In December of 2017, the Thomas fire blackened Ventura and Santa Barbara Counties. The fire’s large, hot embers left Rich Atmore with a burning memory. As Atmore reflects on the fire, he also recalls the livestock that grazed much of the southern California range.
Thanks to livestock, Atmore’s office and home were saved from the devastating blaze.
“For about 10 hours we stayed and fought that fire. Thank god for the grazing that we did around the house and around the office,” said Atmore.
That is because grazing removes the primary fuel for many wildfires – overgrowth of forage. If left ungrazed, grasslands grow much thicker and taller than usual.
“We didn’t have the resources to fight the fire at the office and the house, but the grazing we did around the office saved the office just naturally.”
Atmore compared his grazed land to that of his neighbors. By comparison, areas that historically had not been grazed completely burned to the ground.
“Without us, this vegetation would have been four times as thick and the damage would have been four times as bad.”

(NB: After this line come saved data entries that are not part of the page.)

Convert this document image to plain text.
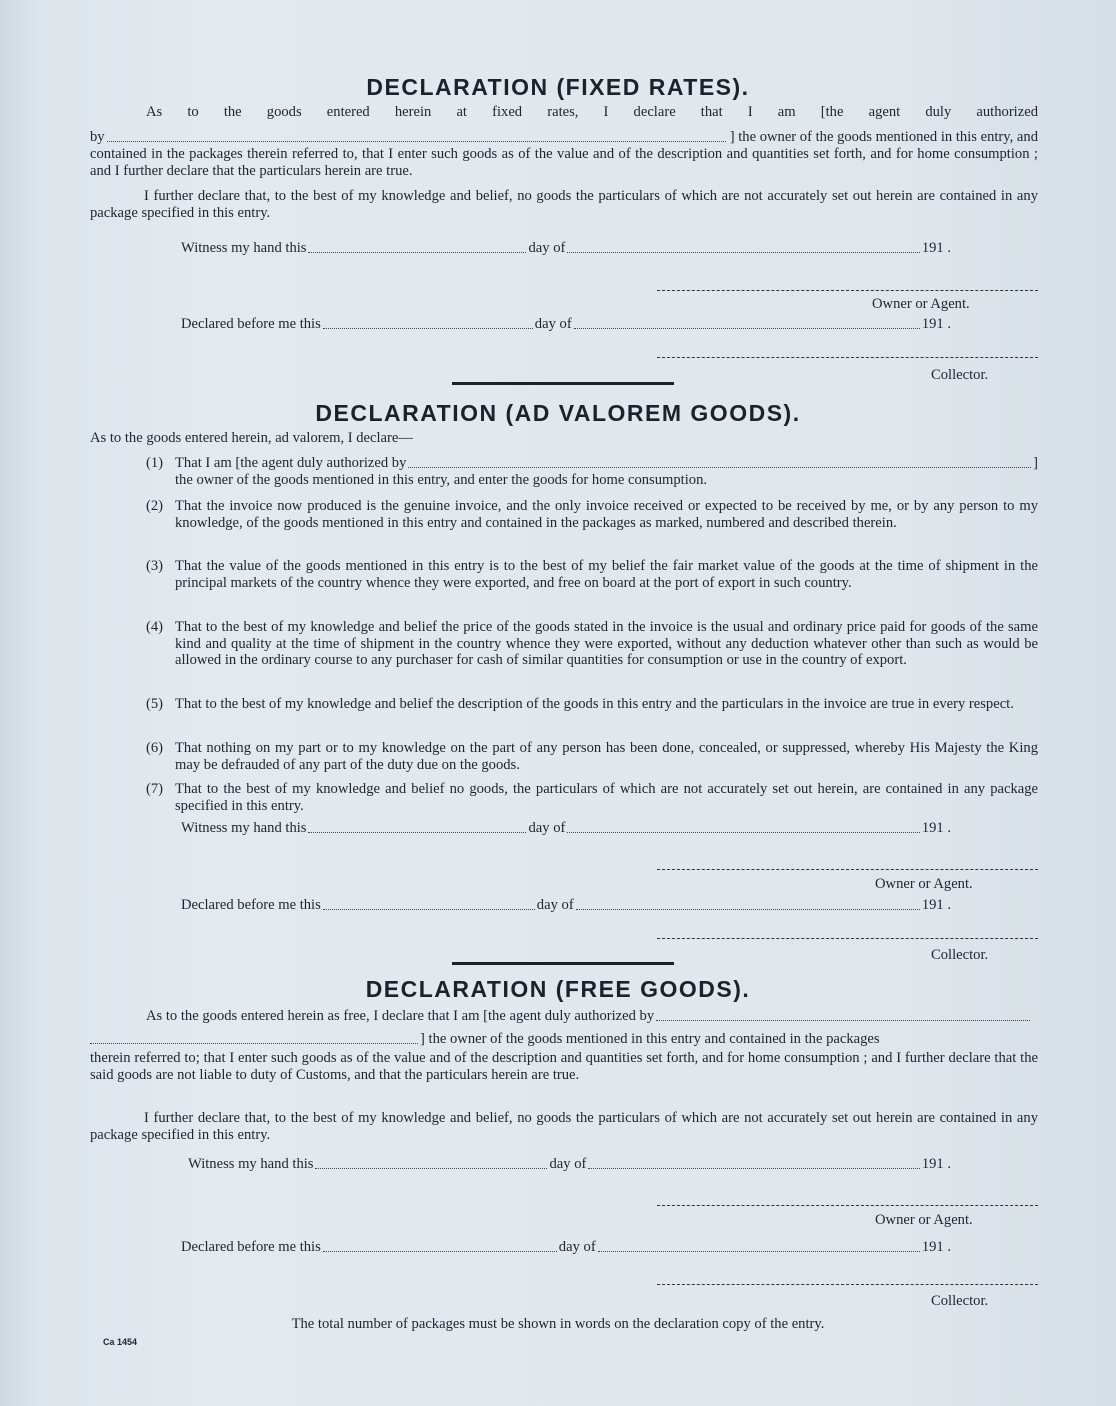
DECLARATION (FIXED RATES).
As to the goods entered herein at fixed rates, I declare that I am [the agent duly authorized
by	] the owner of the goods mentioned in this entry, and
contained in the packages therein referred to, that I enter such goods as of the value and of the description and quantities set forth, and for home consumption ; and I further declare that the particulars herein are true.
I further declare that, to the best of my knowledge and belief, no goods the particulars of which are not accurately set out herein are contained in any package specified in this entry.
Witness my hand this	day of	191 .
Owner or Agent.
Declared before me this	day of	191 .
Collector.
DECLARATION (AD VALOREM GOODS).
As to the goods entered herein, ad valorem, I declare—
(1) That I am [the agent duly authorized by	]
the owner of the goods mentioned in this entry, and enter the goods for home consumption.
(2) That the invoice now produced is the genuine invoice, and the only invoice received or expected to be received by me, or by any person to my knowledge, of the goods mentioned in this entry and contained in the packages as marked, numbered and described therein.
(3) That the value of the goods mentioned in this entry is to the best of my belief the fair market value of the goods at the time of shipment in the principal markets of the country whence they were exported, and free on board at the port of export in such country.
(4) That to the best of my knowledge and belief the price of the goods stated in the invoice is the usual and ordinary price paid for goods of the same kind and quality at the time of shipment in the country whence they were exported, without any deduction whatever other than such as would be allowed in the ordinary course to any purchaser for cash of similar quantities for consumption or use in the country of export.
(5) That to the best of my knowledge and belief the description of the goods in this entry and the particulars in the invoice are true in every respect.
(6) That nothing on my part or to my knowledge on the part of any person has been done, concealed, or suppressed, whereby His Majesty the King may be defrauded of any part of the duty due on the goods.
(7) That to the best of my knowledge and belief no goods, the particulars of which are not accurately set out herein, are contained in any package specified in this entry.
Witness my hand this	day of	191 .
Owner or Agent.
Declared before me this	day of	191 .
Collector.
DECLARATION (FREE GOODS).
As to the goods entered herein as free, I declare that I am [the agent duly authorized by
] the owner of the goods mentioned in this entry and contained in the packages
therein referred to; that I enter such goods as of the value and of the description and quantities set forth, and for home consumption ; and I further declare that the said goods are not liable to duty of Customs, and that the particulars herein are true.
I further declare that, to the best of my knowledge and belief, no goods the particulars of which are not accurately set out herein are contained in any package specified in this entry.
Witness my hand this	day of	191 .
Owner or Agent.
Declared before me this	day of	191 .
Collector.
The total number of packages must be shown in words on the declaration copy of the entry.
Ca 1454
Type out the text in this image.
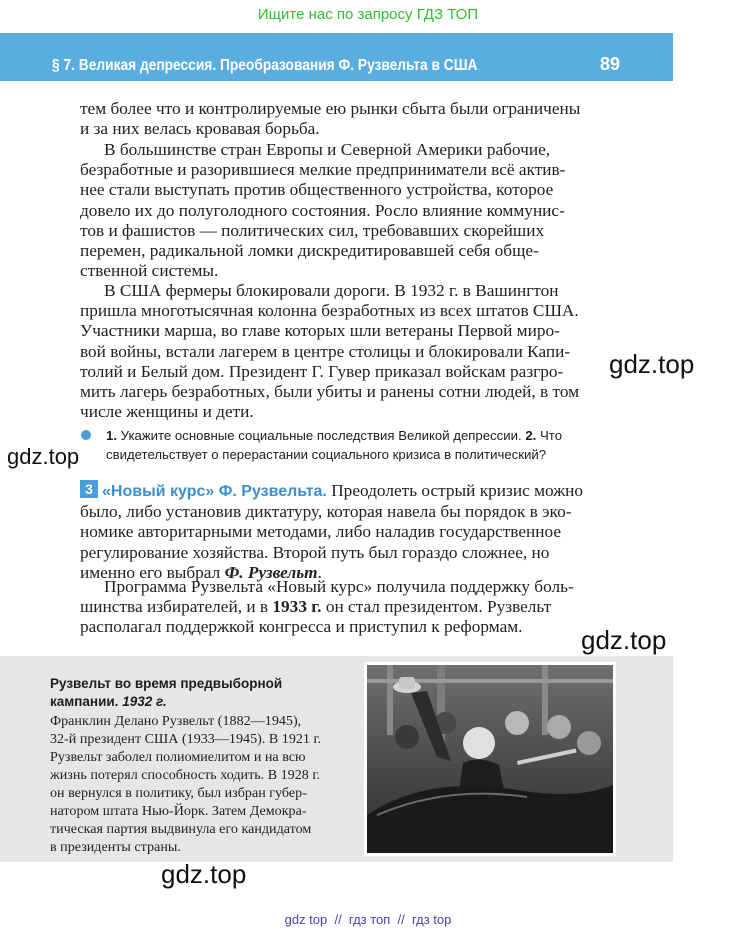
Ищите нас по запросу ГДЗ ТОП
§ 7. Великая депрессия. Преобразования Ф. Рузвельта в США	89

тем более что и контролируемые ею рынки сбыта были ограничены
и за них велась кровавая борьба.

В большинстве стран Европы и Северной Америки рабочие,
безработные и разорившиеся мелкие предприниматели всё актив-
нее стали выступать против общественного устройства, которое
довело их до полуголодного состояния. Росло влияние коммунис-
тов и фашистов — политических сил, требовавших скорейших
перемен, радикальной ломки дискредитировавшей себя обще-
ственной системы.

В США фермеры блокировали дороги. В 1932 г. в Вашингтон
пришла многотысячная колонна безработных из всех штатов США.
Участники марша, во главе которых шли ветераны Первой миро-
вой войны, встали лагерем в центре столицы и блокировали Капи-
толий и Белый дом. Президент Г. Гувер приказал войскам разгро-
мить лагерь безработных, были убиты и ранены сотни людей, в том
числе женщины и дети.

1. Укажите основные социальные последствия Великой депрессии. 2. Что
свидетельствует о перерастании социального кризиса в политический?

3 «Новый курс» Ф. Рузвельта. Преодолеть острый кризис можно
было, либо установив диктатуру, которая навела бы порядок в эко-
номике авторитарными методами, либо наладив государственное
регулирование хозяйства. Второй путь был гораздо сложнее, но
именно его выбрал Ф. Рузвельт.

Программа Рузвельта «Новый курс» получила поддержку боль-
шинства избирателей, и в 1933 г. он стал президентом. Рузвельт
располагал поддержкой конгресса и приступил к реформам.

Рузвельт во время предвыборной кампании. 1932 г.

Франклин Делано Рузвельт (1882—1945),
32-й президент США (1933—1945). В 1921 г.
Рузвельт заболел полиомиелитом и на всю
жизнь потерял способность ходить. В 1928 г.
он вернулся в политику, был избран губер-
натором штата Нью-Йорк. Затем Демокра-
тическая партия выдвинула его кандидатом
в президенты страны.

gdz.top
gdz.top
gdz.top
gdz.top
gdz top  //  гдз топ  //  гдз top
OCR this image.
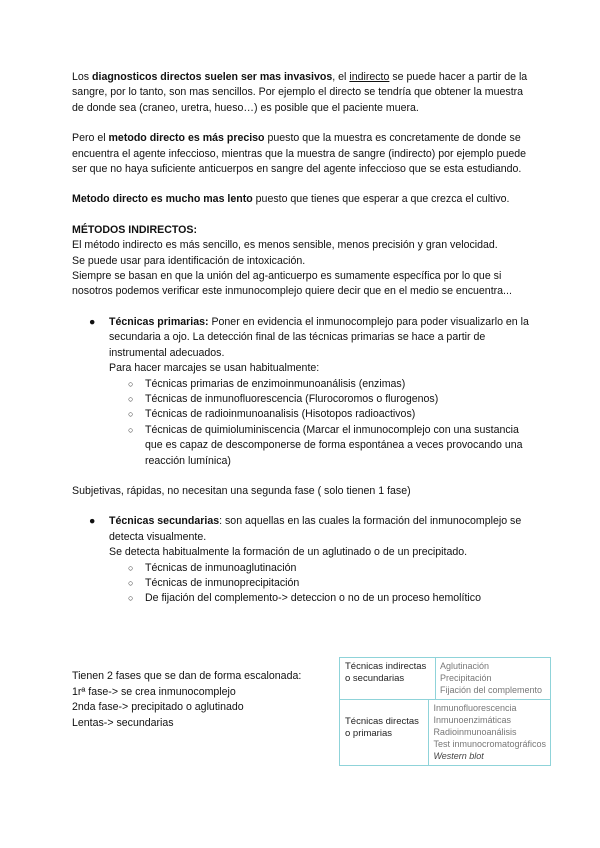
Los diagnosticos directos suelen ser mas invasivos, el indirecto se puede hacer a partir de la sangre, por lo tanto, son mas sencillos. Por ejemplo el directo se tendría que obtener la muestra de donde sea (craneo, uretra, hueso…) es posible que el paciente muera.

Pero el metodo directo es más preciso puesto que la muestra es concretamente de donde se encuentra el agente infeccioso, mientras que la muestra de sangre (indirecto) por ejemplo puede ser que no haya suficiente anticuerpos en sangre del agente infeccioso que se esta estudiando.

Metodo directo es mucho mas lento puesto que tienes que esperar a que crezca el cultivo.

MÉTODOS INDIRECTOS:

El método indirecto es más sencillo, es menos sensible, menos precisión y gran velocidad.

Se puede usar para identificación de intoxicación.

Siempre se basan en que la unión del ag-anticuerpo es sumamente específica por lo que si nosotros podemos verificar este inmunocomplejo quiere decir que en el medio se encuentra...

● Técnicas primarias: Poner en evidencia el inmunocomplejo para poder visualizarlo en la secundaria a ojo. La detección final de las técnicas primarias se hace a partir de instrumental adecuados.

Para hacer marcajes se usan habitualmente:

○ Técnicas primarias de enzimoinmunoanálisis (enzimas)
○ Técnicas de inmunofluorescencia (Flurocoromos o flurogenos)
○ Técnicas de radioinmunoanalisis (Hisotopos radioactivos)
○ Técnicas de quimioluminiscencia (Marcar el inmunocomplejo con una sustancia que es capaz de descomponerse de forma espontánea a veces provocando una reacción lumínica)

Subjetivas, rápidas, no necesitan una segunda fase ( solo tienen 1 fase)

● Técnicas secundarias: son aquellas en las cuales la formación del inmunocomplejo se detecta visualmente.

Se detecta habitualmente la formación de un aglutinado o de un precipitado.

○ Técnicas de inmunoaglutinación
○ Técnicas de inmunoprecipitación
○ De fijación del complemento-> deteccion o no de un proceso hemolítico

Tienen 2 fases que se dan de forma escalonada:

1rª fase-> se crea inmunocomplejo

2nda fase-> precipitado o aglutinado

Lentas-> secundarias

Técnicas indirectas o secundarias
Aglutinación
Precipitación
Fijación del complemento
Técnicas directas o primarias
Inmunofluorescencia
Inmunoenzimáticas
Radioinmunoanálisis
Test inmunocromatográficos
Western blot
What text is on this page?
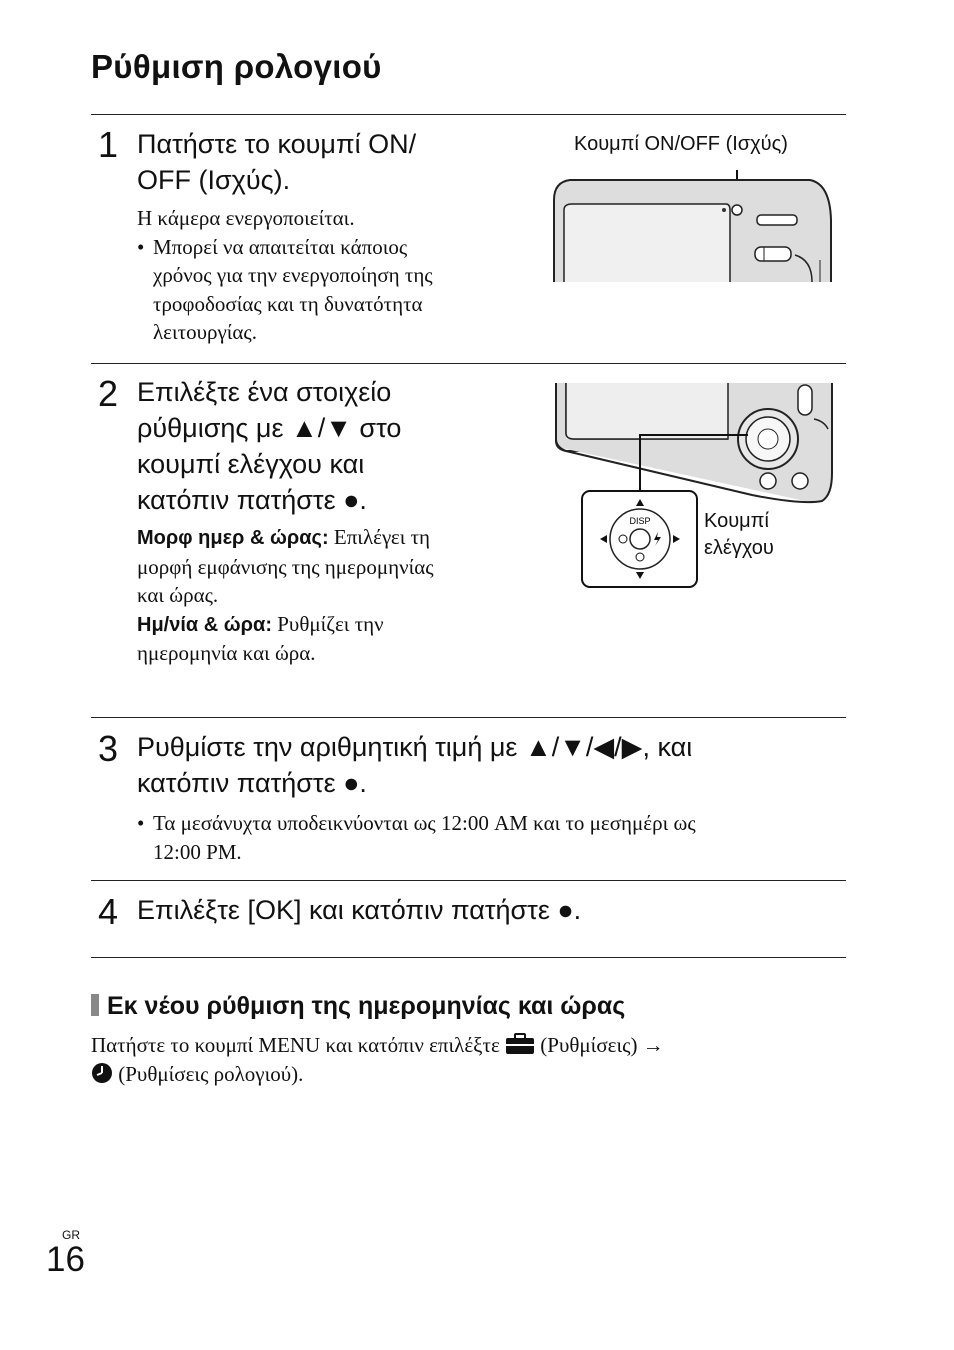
Ρύθμιση ρολογιού
1 Πατήστε το κουμπί ON/
OFF (Ισχύς).
Η κάμερα ενεργοποιείται.
• Μπορεί να απαιτείται κάποιος
χρόνος για την ενεργοποίηση της
τροφοδοσίας και τη δυνατότητα
λειτουργίας.
Κουμπί ON/OFF (Ισχύς)
2 Επιλέξτε ένα στοιχείο
ρύθμισης με ▲/▼ στο
κουμπί ελέγχου και
κατόπιν πατήστε ●.
Μορφ ημερ & ώρας: Επιλέγει τη
μορφή εμφάνισης της ημερομηνίας
και ώρας.
Ημ/νία & ώρα: Ρυθμίζει την
ημερομηνία και ώρα.
DISP	Κουμπί
ελέγχου
3 Ρυθμίστε την αριθμητική τιμή με ▲/▼/◀/▶, και
κατόπιν πατήστε ●.
• Τα μεσάνυχτα υποδεικνύονται ως 12:00 AM και το μεσημέρι ως
12:00 PM.
4 Επιλέξτε [OK] και κατόπιν πατήστε ●.
Εκ νέου ρύθμιση της ημερομηνίας και ώρας
Πατήστε το κουμπί MENU και κατόπιν επιλέξτε (Ρυθμίσεις) →
(Ρυθμίσεις ρολογιού).
GR
16
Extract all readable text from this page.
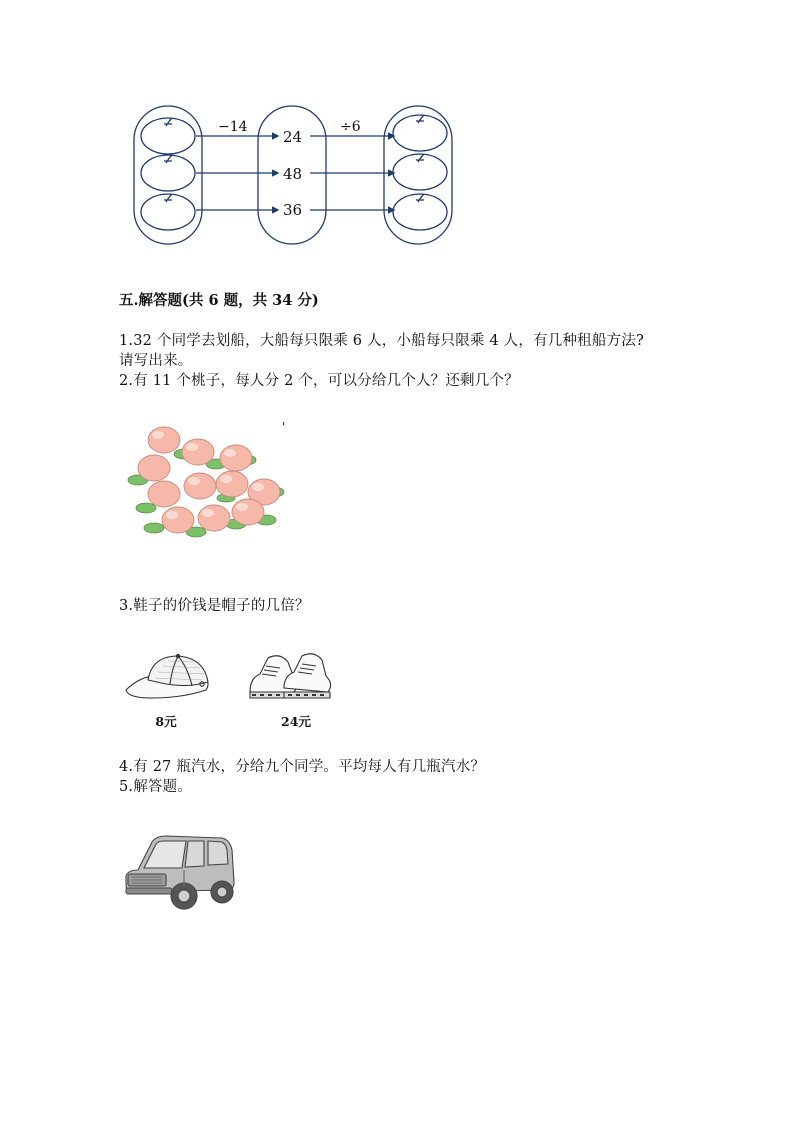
−14	÷6
24
48
36
五.解答题(共 6 题，共 34 分)
1.32 个同学去划船，大船每只限乘 6 人，小船每只限乘 4 人，有几种租船方法?
请写出来。
2.有 11 个桃子，每人分 2 个，可以分给几个人？还剩几个？
'
3.鞋子的价钱是帽子的几倍？
8元	24元
4.有 27 瓶汽水，分给九个同学。平均每人有几瓶汽水？
5.解答题。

Managing fuel loads to prevent devastation from fires like the Thomas Fire is more challenging than most realize. That’s because any change to a federal grazing permit requires environmental assessments that take up to 10 years to complete. Further, current federal regulations make it near impossible for ranchers with federal lands grazing permits to access overgrown fields and keep cheat grass, a highly flammable forage, at bay after a fire.
Individuals like Atmore want decision-makers and the public to understand the importance of livestock grazing before and after fires.
I can’t preach anything more to my urban neighbors: grazing is what helps protect you.